Here at LocumJobsOnline, we always try to make sure that finding a job or the right candidate for a position is as seamless as can be. Although once the contracts are signed, the next phase is making a locum tenens physician feel like they will be able to succeed and thrive in their new environment through onboarding procedures.
Although a locum tenens physician may be used to entering new environments on every assignment, there are no two clinics or hospitals that are exactly the same. This makes a proper onboarding schedule crucial to your newest team member’s success, especially if they are needed ASAP.
1. Plan for Staff Overlap
Things can move quickly in medicine, so be sure to work attentively with those staff members who are leaving and the locum tenens who may be filling their roles. It’s recommended that at least one day is allowed as cushioning when a locum will be taking over the job of someone’s current provider. This time can be used as a period of shadowing, allowing the new locum to learn how a staff member had been operating before handing off their responsibilities. If a locum physician is arriving during an emergency, there may not be time to have such a clean transition. In this case, a phone call between the two overlapping staff will have to do.
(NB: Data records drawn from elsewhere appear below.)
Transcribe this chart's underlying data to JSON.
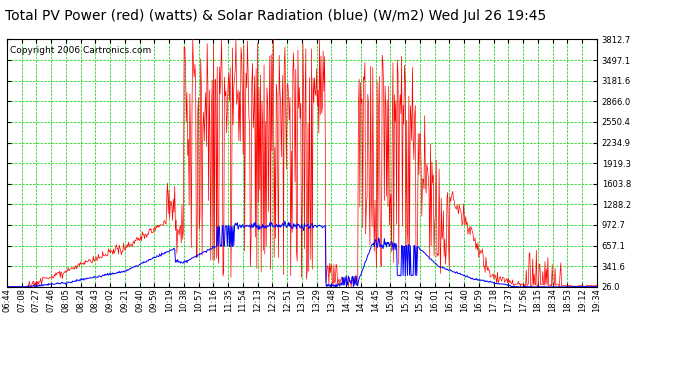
{
  "title": "Total PV Power (red) (watts) & Solar Radiation (blue) (W/m2) Wed Jul 26 19:45",
  "copyright": "Copyright 2006 Cartronics.com",
  "bg_color": "#ffffff",
  "plot_bg_color": "#ffffff",
  "grid_color": "#00cc00",
  "red_color": "#ff0000",
  "blue_color": "#0000ff",
  "yticks": [
    26.0,
    341.6,
    657.1,
    972.7,
    1288.2,
    1603.8,
    1919.3,
    2234.9,
    2550.4,
    2866.0,
    3181.6,
    3497.1,
    3812.7
  ],
  "ylim_min": 26.0,
  "ylim_max": 3812.7,
  "xtick_labels": [
    "06:44",
    "07:08",
    "07:27",
    "07:46",
    "08:05",
    "08:24",
    "08:43",
    "09:02",
    "09:21",
    "09:40",
    "09:59",
    "10:19",
    "10:38",
    "10:57",
    "11:16",
    "11:35",
    "11:54",
    "12:13",
    "12:32",
    "12:51",
    "13:10",
    "13:29",
    "13:48",
    "14:07",
    "14:26",
    "14:45",
    "15:04",
    "15:23",
    "15:42",
    "16:01",
    "16:21",
    "16:40",
    "16:59",
    "17:18",
    "17:37",
    "17:56",
    "18:15",
    "18:34",
    "18:53",
    "19:12",
    "19:34"
  ],
  "title_fontsize": 10,
  "copyright_fontsize": 6.5,
  "tick_fontsize": 6
}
2. Design an Onboarding Packet
As many have come to realize, each hospital or clinical setting has its own nuances and workflow that can take time to recognize. For this reason, it is recommended that a simple welcome packet or an orientation be compiled. This should detail basic information such as a facility map, door codes and ID badge instructions, cafeteria hours, and anything else that might make the transition as painless as possible. A few solid hours of reviewing this information and providing a tour and introduction to current staff can make a huge difference in how comfortable your new locum tenens physician will feel on their assignment.
3. Electronic Medical Records (EMR) Overview
Although EMR systems have provided an unparalleled convenience for the health industry, they are sometimes difficult to master since systems can vary across the nation. It is important to avoid errors or to cause significant delays as a result of an EMR learning curve. Be sure to have logins and passwords for your new locum tenens provider well before they arrive so there is limited technological stress.
4. Find Time to Connect
The potential shock of the first day in a new work environment can be a lot to handle, even for seasoned pros. If there’s time, find a way to help your new hire feel welcomed outside of the medical setting by taking them to lunch or dinner. Between all of the technical information and procedures of the job, there aren’t always opportunities to socialize with coworkers. This can allow you to learn more about your newest team mate’s history, interests, abilities, and goals to help them be as successful as possible during their assignment.
5. Use the Buddy System
Despite a streamlined orientation process and adequate resources, some locum physicians may just do better when paired with a current provider. In order to help them become acclimated and comfortable in general, giving a new hire someone to turn to for questions and guidance can ensure they don’t hesitate to seek clarification. Although it is unlikely they will need more than several days to begin synching up with the rest of the workplace, make sure their designated “buddy” is willing to take on such a role and won’t be hindered in their own tasks.
Locum tenens physicians can be “just what the doctor ordered” in a crisis situation or during a staffing shortage, so taking the time to follow proper onboarding procedures is the best way to maximize the investment.